Muscular dystrophies are a diverse group of severe degenerative muscle diseases. Recent interest in the role of the Golgi complex (GC) in muscle disease has been piqued by findings that several dystrophies result from mutations in putative Golgi-resident glycosyltransferases. Given this new role of the Golgi in sarcolemmal stability, we hypothesized that abnormal Golgi distribution, regulation and/or function may constitute part of the pathology of other dystrophies, where the primary defect is independent of Golgi function. Thus, we investigated GC organization in the dystrophin-deficient muscles of mdx mice, a mouse model for Duchenne muscular dystrophy. We report aberrant organization of the synaptic and extrasynaptic GC in skeletal muscles of mdx mice. The GC is mislocalized and improperly concentrated at the surface and core of mdx myofibers. Golgi complex localization is disrupted after the onset of necrosis and normal redistribution is impaired during regeneration of mdx muscle fibers. Disruption of the microtubule cytoskeleton may account in part for aberrant GC localization in mdx myofibers.
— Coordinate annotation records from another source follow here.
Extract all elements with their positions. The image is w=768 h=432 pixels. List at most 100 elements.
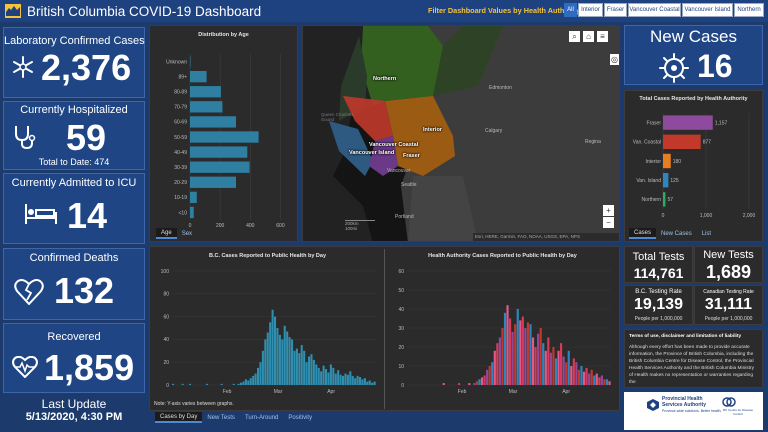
bc-daily-bar [317, 367, 320, 385]
map-city-edmonton: Edmonton [489, 85, 512, 91]
ha-daily-title: Health Authority Cases Reported to Publi… [428, 253, 577, 259]
tab-new-tests[interactable]: New Tests [207, 414, 235, 421]
hospital-bed-icon [25, 204, 57, 224]
age-category-label: 30-39 [174, 165, 187, 171]
tab-age[interactable]: Age [156, 228, 177, 239]
bc-daily-bar [271, 309, 274, 385]
age-bar [190, 86, 221, 98]
zoom-out-button[interactable]: − [603, 217, 614, 228]
age-xtick-label: 0 [189, 223, 192, 229]
ha-daily-ytick-label: 30 [398, 326, 404, 332]
map-label-vancouver-island: Vancouver Island [349, 150, 395, 156]
map-layers-icon[interactable]: ≡ [597, 31, 608, 42]
bc-daily-bar [291, 339, 294, 385]
ha-daily-bar [531, 337, 535, 385]
ha-daily-bar [501, 328, 504, 385]
ha-daily-xtick-label: Feb [458, 389, 467, 395]
filter-all-button[interactable]: All [564, 3, 577, 17]
bc-daily-bar [368, 380, 371, 385]
terms-panel[interactable]: Terms of use, disclaimer and limitation … [624, 329, 763, 388]
tab-positivity[interactable]: Positivity [288, 414, 313, 421]
tab-new-cases[interactable]: New Cases [661, 230, 692, 237]
ha-daily-xtick-label: Apr [562, 389, 570, 395]
map-label-northern: Northern [373, 76, 397, 82]
ha-daily-ytick-label: 0 [401, 383, 404, 389]
tab-sex[interactable]: Sex [181, 230, 193, 237]
ha-category-label: Interior [645, 159, 661, 165]
tab-list[interactable]: List [701, 230, 712, 237]
ha-daily-bar [565, 362, 568, 385]
hospitalized-total-label: Total to Date: 474 [38, 157, 110, 167]
bc-daily-bar [220, 383, 223, 385]
map-home-icon[interactable]: ⌂ [583, 31, 594, 42]
ha-bar [663, 192, 666, 207]
bc-daily-bar [257, 367, 260, 385]
bc-daily-ytick-label: 60 [163, 314, 169, 320]
bc-daily-bar [373, 381, 376, 385]
zoom-in-button[interactable]: + [603, 205, 614, 216]
bc-daily-bar [252, 375, 255, 385]
bccdc-name: BC Centre for Disease Control [722, 408, 753, 416]
filter-fraser-button[interactable]: Fraser [604, 3, 627, 17]
phsa-logo-icon [647, 399, 659, 411]
bc-daily-bar [240, 382, 243, 385]
bc-daily-ytick-label: 40 [163, 337, 169, 343]
ha-category-label: Van. Island [636, 178, 661, 184]
map-locate-icon[interactable]: ◎ [610, 54, 619, 65]
age-category-label: Unknown [166, 59, 187, 65]
map-label-fraser: Fraser [403, 153, 420, 159]
new-cases-card: New Cases 16 [624, 25, 763, 85]
ha-daily-bar [442, 383, 445, 385]
ha-daily-bar [554, 358, 558, 385]
ha-daily-ytick-label: 40 [398, 307, 404, 313]
age-xtick-label: 400 [246, 223, 255, 229]
ha-daily-bar [486, 369, 489, 385]
filter-vancouver-island-button[interactable]: Vancouver Island [682, 3, 733, 17]
bc-daily-xtick-label: Feb [223, 389, 232, 395]
ha-daily-bar [473, 383, 476, 385]
ha-daily-bar [514, 324, 517, 385]
bc-daily-bar [312, 359, 315, 385]
ha-daily-bar [488, 366, 491, 385]
logos-footer: Provincial Health Services Authority Pro… [624, 392, 763, 430]
ha-daily-bar [496, 343, 499, 385]
age-xtick-label: 600 [276, 223, 285, 229]
map-canvas[interactable] [303, 26, 620, 242]
ha-xtick-label: 1,000 [700, 213, 713, 219]
tab-turn-around[interactable]: Turn-Around [244, 414, 279, 421]
bc-daily-bar [232, 383, 235, 385]
deaths-card: Confirmed Deaths 132 [3, 248, 145, 320]
bc-daily-bar [281, 339, 284, 385]
ha-daily-bar [542, 343, 545, 385]
age-bar [190, 161, 250, 173]
bc-daily-bar [286, 331, 289, 385]
ha-value-label: 125 [670, 178, 679, 184]
ha-xtick-label: 2,000 [743, 213, 756, 219]
filter-vancouver-coastal-button[interactable]: Vancouver Coastal [628, 3, 681, 17]
bc-daily-bar [172, 383, 175, 385]
terms-body: Although every effort has been made to p… [629, 345, 755, 385]
map-panel[interactable]: ⌕ ⌂ ≡ ◎ Northern Interior Vancouver Isla… [302, 25, 620, 242]
bc-testing-rate-label: B.C. Testing Rate [635, 289, 682, 295]
tab-cases-by-day[interactable]: Cases by Day [155, 412, 203, 423]
tab-cases[interactable]: Cases [629, 228, 657, 239]
ha-daily-bar [529, 324, 532, 385]
bc-daily-bar [310, 354, 313, 385]
bc-testing-rate-sub: People per 1,000,000 [634, 316, 683, 322]
bc-daily-chart: 0 20 40 60 80 100 Feb Mar Apr [161, 269, 376, 395]
hospitalized-label: Currently Hospitalized [20, 104, 128, 116]
ha-daily-ytick-label: 10 [398, 364, 404, 370]
filter-northern-button[interactable]: Northern [734, 3, 764, 17]
daily-cases-panel: B.C. Cases Reported to Public Health by … [149, 246, 620, 411]
page-title: British Columbia COVID-19 Dashboard [27, 3, 262, 19]
ha-daily-bar [590, 369, 593, 385]
ha-daily-bar [600, 375, 603, 385]
map-label-queen-charlotte: Queen Charlotte Sound [321, 112, 355, 123]
bc-daily-bar [295, 348, 298, 385]
age-bar [190, 116, 236, 128]
map-search-icon[interactable]: ⌕ [569, 31, 580, 42]
map-scale-km: 200km [345, 221, 359, 226]
terms-title: Terms of use, disclaimer and limitation … [629, 334, 742, 339]
filter-interior-button[interactable]: Interior [578, 3, 603, 17]
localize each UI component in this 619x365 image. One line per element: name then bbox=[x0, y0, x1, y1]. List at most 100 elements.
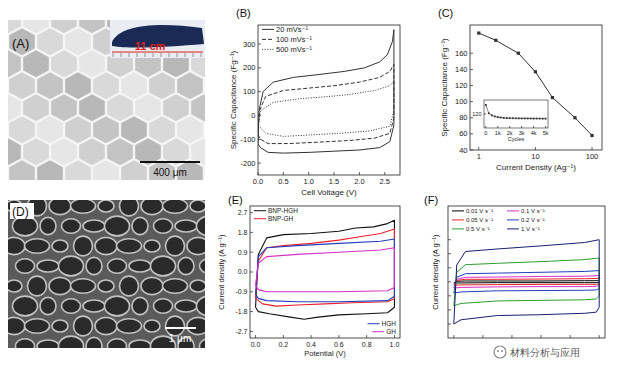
marker bbox=[512, 117, 514, 119]
legend-label: 0.05 V s⁻¹ bbox=[466, 217, 493, 223]
y-tick bbox=[448, 267, 451, 268]
legend-swatch bbox=[254, 218, 266, 219]
pore bbox=[8, 317, 25, 334]
series-line bbox=[454, 278, 599, 285]
chart: 110100406080100120140160Current Density … bbox=[438, 7, 602, 172]
x-tick-label: 0.0 bbox=[253, 177, 263, 186]
foam-cell bbox=[8, 159, 36, 180]
y-tick-label: 200 bbox=[243, 63, 256, 72]
pore bbox=[175, 300, 197, 312]
y-tick-label: 0.0 bbox=[238, 268, 248, 275]
pore bbox=[95, 237, 117, 254]
y-tick-label: 1.8 bbox=[238, 229, 248, 236]
pore bbox=[141, 277, 163, 294]
foam-cell bbox=[64, 159, 92, 180]
pore bbox=[108, 339, 127, 348]
chart: Current density (A g⁻¹)(F)0.01 V s⁻¹0.1 … bbox=[424, 194, 605, 338]
pore bbox=[62, 299, 81, 314]
sem-image-a: 11 cm bbox=[8, 20, 205, 180]
legend-label: 0.2 V s⁻¹ bbox=[521, 217, 545, 223]
x-tick bbox=[394, 335, 395, 338]
pore bbox=[13, 216, 38, 236]
marker bbox=[518, 117, 520, 119]
marker bbox=[477, 31, 480, 34]
x-tick-label: 2.0 bbox=[354, 177, 364, 186]
series-line bbox=[486, 105, 546, 119]
pore bbox=[49, 200, 71, 215]
pore bbox=[59, 336, 84, 348]
legend-label: 1 V s⁻¹ bbox=[521, 226, 540, 232]
pore bbox=[25, 239, 50, 254]
x-tick-label: 0.6 bbox=[334, 341, 344, 348]
y-tick-label: 140 bbox=[455, 65, 468, 74]
pore bbox=[144, 320, 160, 332]
legend-label: 100 mVs⁻¹ bbox=[276, 35, 313, 44]
inset-ruler-tick bbox=[145, 53, 146, 57]
x-tick bbox=[541, 335, 542, 338]
pore bbox=[187, 237, 205, 254]
series-group bbox=[256, 220, 395, 319]
x-tick-label: 3k bbox=[519, 130, 525, 136]
series-line bbox=[454, 258, 599, 306]
scale-bar-label: 1 μm bbox=[169, 333, 191, 344]
marker bbox=[527, 118, 529, 120]
pore bbox=[86, 337, 102, 348]
inset-ruler-tick bbox=[113, 53, 114, 57]
y-tick bbox=[470, 69, 473, 70]
marker bbox=[542, 118, 544, 120]
y-tick bbox=[448, 281, 451, 282]
legend: 0.01 V s⁻¹0.1 V s⁻¹0.05 V s⁻¹0.2 V s⁻¹0.… bbox=[452, 208, 545, 232]
marker bbox=[533, 118, 535, 120]
x-tick-label: 100 bbox=[586, 152, 599, 161]
x-tick bbox=[338, 335, 339, 338]
marker bbox=[530, 118, 532, 120]
series-group bbox=[454, 240, 599, 324]
legend-label: 0.01 V s⁻¹ bbox=[466, 208, 493, 214]
pore bbox=[16, 259, 35, 274]
y-tick bbox=[448, 295, 451, 296]
panel-label: (B) bbox=[236, 7, 251, 19]
pore bbox=[105, 296, 130, 316]
pore bbox=[105, 216, 130, 236]
inset-chart: 01k2k3k4k5k120Cycles bbox=[472, 100, 548, 142]
y-tick-label: 80 bbox=[459, 113, 467, 122]
series-line bbox=[256, 229, 395, 306]
marker bbox=[573, 116, 576, 119]
series-line bbox=[454, 281, 599, 283]
x-tick bbox=[570, 335, 571, 338]
pore bbox=[197, 296, 206, 316]
y-tick bbox=[250, 232, 253, 233]
plot-frame bbox=[250, 206, 400, 338]
legend-label: 500 mVs⁻¹ bbox=[276, 45, 313, 54]
y-axis-title: Specific Capacitance (Fg⁻¹) bbox=[229, 50, 238, 149]
pore bbox=[83, 220, 105, 232]
panel-label: (D) bbox=[12, 205, 29, 219]
pore bbox=[117, 319, 142, 334]
x-axis-title: Cell Voltage (V) bbox=[301, 188, 357, 197]
watermark-icon-dot bbox=[501, 350, 503, 352]
pore bbox=[13, 296, 38, 316]
y-tick-label: 120 bbox=[472, 111, 481, 117]
marker bbox=[500, 117, 502, 119]
pore bbox=[98, 200, 114, 212]
panel-label: (C) bbox=[438, 7, 453, 19]
marker bbox=[506, 117, 508, 119]
pore bbox=[40, 217, 56, 234]
y-tick-label: -1.8 bbox=[235, 308, 247, 315]
legend-label: GH bbox=[386, 328, 396, 335]
inset-ruler-tick bbox=[193, 53, 194, 57]
legend-label: 0.1 V s⁻¹ bbox=[521, 208, 545, 214]
legend-swatch bbox=[262, 39, 274, 40]
pore bbox=[154, 219, 173, 234]
label-background bbox=[10, 203, 34, 219]
x-tick bbox=[283, 335, 284, 338]
legend-label: 20 mVs⁻¹ bbox=[276, 25, 308, 34]
y-tick-label: -0.9 bbox=[235, 288, 247, 295]
y-tick bbox=[448, 323, 451, 324]
series-line bbox=[454, 240, 599, 324]
figure: 11 cm(A)400 μm(D)1 μm0.00.51.01.52.02.5-… bbox=[0, 0, 619, 365]
pore bbox=[37, 260, 59, 272]
y-axis-title: Current density (A g⁻¹) bbox=[431, 234, 440, 310]
watermark-text: 材料分析与应用 bbox=[509, 347, 580, 358]
pore bbox=[117, 239, 142, 254]
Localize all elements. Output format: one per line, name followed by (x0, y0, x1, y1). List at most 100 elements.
Golgi complex distribution is restored to wild type and microtubule cytoskeleton organization is significantly improved by recombinant adeno-associated virus 6-mediated expression of ΔR4-R23/ΔCT microdystrophin showing a novel mode of microdystrophin functionality. In summary, GC distribution abnormalities are a novel component of mdx skeletal muscle pathology rescued by microdystrophin expression.